I spoke to him recently about what advice he would give companies about getting their books in order prior to seeking venture money.
"One of the most important things," he said, "is that you´re internal financial statements are GAAP compliant." Generally accepted accounting principles (GAAP) are standards and rules for reporting financial information, as established and approved by the Financial Accounting Standards.
Secondarily, Gillespie suggests the company has its financials audited. "This does not mean a compilation or review," he said. "You should have an independent auditor, not your accountant, review your financials." When hiring an accounting firm Gillespie suggests CEOs and CFOs ask the following: Has your firm worked with a company my size? How well do you know my industry? Are you familiar with the business model?
During this process management should make sure there is no discrepancy between the financial model being presented in the business plan and what the actual financial statements look like. "Investors want to see that if you say you´re going to do `X´, you are doing "X,´" Gillespie said.

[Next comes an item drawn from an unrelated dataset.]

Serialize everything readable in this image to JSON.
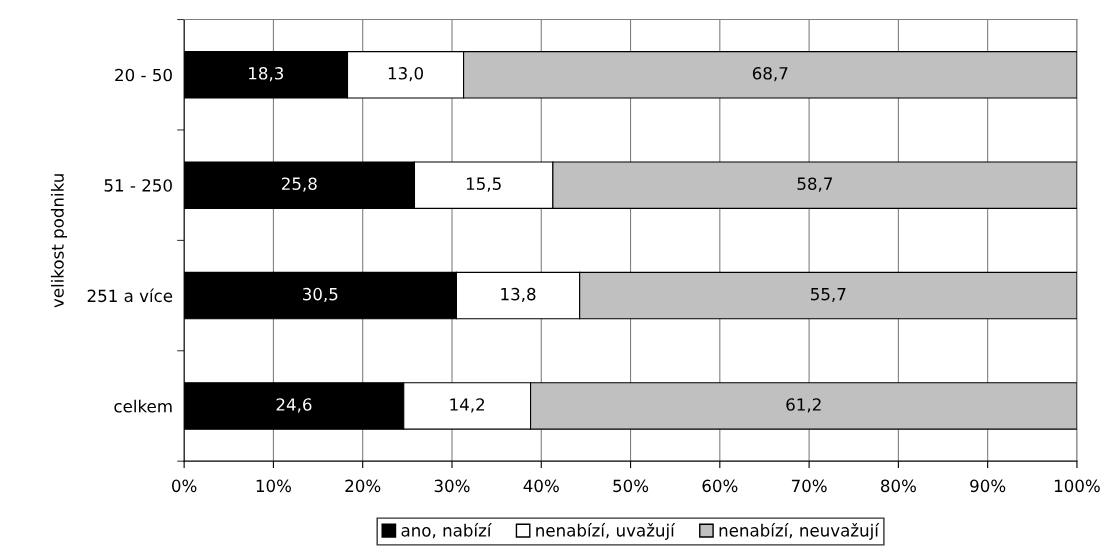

In regard to sales projections Gillespie cautions that you need to convince people you can execute on the sales revenue. "If you tell a VC that you´re going to be at $5 million the following year, they´re going to ask, `How?´," Gillespie said. "Drill down. You´re going to have five sales people, each will be selling X amount in sales. You´re going to reduce the sales cycle by spending X on marketing."
Gillespie says the biggest mistake many make when creating a business plan is that the models aren´t interactive enough. "Often you´ll see plans which ramp up the revenue without ramping up the overhead," he said. "For instance the revenues increases to $200 million, but the expenses stay at $5 million" (Gillespie recalls one faulty business plan where the management put in salaries, but neglected to include payroll tax).
To avoid this, Gillespie suggests companies create interactive spreadsheet with the income statement, sales and overhead linked together, what he has calls a "dashboard." "Scenarios change," he said. "There needs to be a realistic income statement that can scale automatically within the model. Figure out the parameters ahead of time and put them in the spreadsheet."
But it´s not enough just to have the financials on a sophisticated spreadsheet. When sitting down with potential investors CEOs and CFOs need to have it internalized. "You should know the economics of how your business model works," Gillespie said. "If your business is scaling, know that you have to add one person for every two customers or whatever the metric may be. You have to know how the economics change as the business scales."